Ohne Stopp geht es über den Atlantik
„Funchal, sagten Sie?“ fragt Jeff Stevenson am Abend. Der britische Komiker plaudert die Gäste im Schiffstheater in Stimmung. Die Pointen schreiben sich für ihn fast von selbst, Funchal wird zum Running Gag seines Programms. Wenn er nach der Rückkehr gefragt werde, wo er denn gewesen sei, fährt Stevenson fort, „dann muss ich sagen: nirgendwo. Ohne Stopp sind wir über den Atlantik geschaukelt. Vorbei an Funchal. Und dafür habe ich viel Geld bezahlt!“ Das Publikum gluckst vor Vergnügen.
Am Ende dieser bemerkenswerten Kreuzfahrt wird allerdings niemand mehr von Funchal reden. Denn der wahre Hauptdarsteller der Reise ist der Atlantische Ozean, und der scheint sich gedacht zu haben: Warte nur, Stevenson, du wirst auf deine Kosten kommen!

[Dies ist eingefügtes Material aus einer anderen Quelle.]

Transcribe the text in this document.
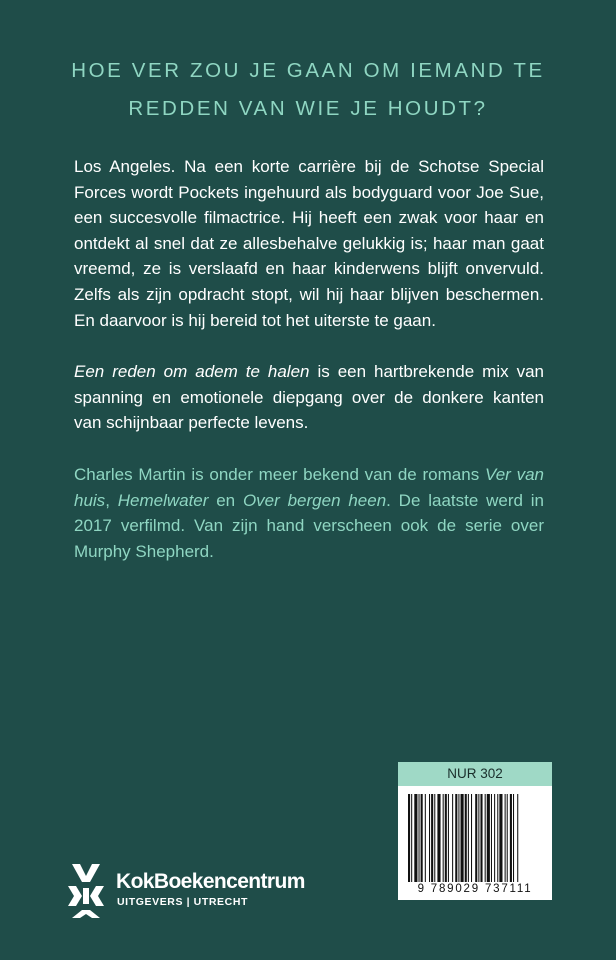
HOE VER ZOU JE GAAN OM IEMAND TE
REDDEN VAN WIE JE HOUDT?

Los Angeles. Na een korte carrière bij de Schotse Special Forces wordt Pockets ingehuurd als bodyguard voor Joe Sue, een succesvolle filmactrice. Hij heeft een zwak voor haar en ontdekt al snel dat ze allesbehalve gelukkig is; haar man gaat vreemd, ze is verslaafd en haar kinderwens blijft onvervuld. Zelfs als zijn opdracht stopt, wil hij haar blijven beschermen. En daarvoor is hij bereid tot het uiterste te gaan.

Een reden om adem te halen is een hartbrekende mix van spanning en emotionele diepgang over de donkere kanten van schijnbaar perfecte levens.

Charles Martin is onder meer bekend van de romans Ver van huis, Hemelwater en Over bergen heen. De laatste werd in 2017 verfilmd. Van zijn hand verscheen ook de serie over Murphy Shepherd.

KokBoekencentrum
UITGEVERS | UTRECHT
NUR 302
9 789029 737111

Und so schickt der Atlantik nicht einen, nicht zwei, sondern drei Stürme während der Überfahrt. Windgeschwindigkeiten bis zehn Beaufort, das sind bis zu 102 Stundenkilometer, suchen das Schiff mit Platz für maximal 744 Gäste heim. An Land kippen dann Bäume um, Dachziegel fliegen weg. Die „Grandeur“ hält sich tapfer und kreuzt stoisch durch zehn Meter hohe Wogen. Die Menschen an Bord versuchen ebenfalls, Haltung zu bewahren.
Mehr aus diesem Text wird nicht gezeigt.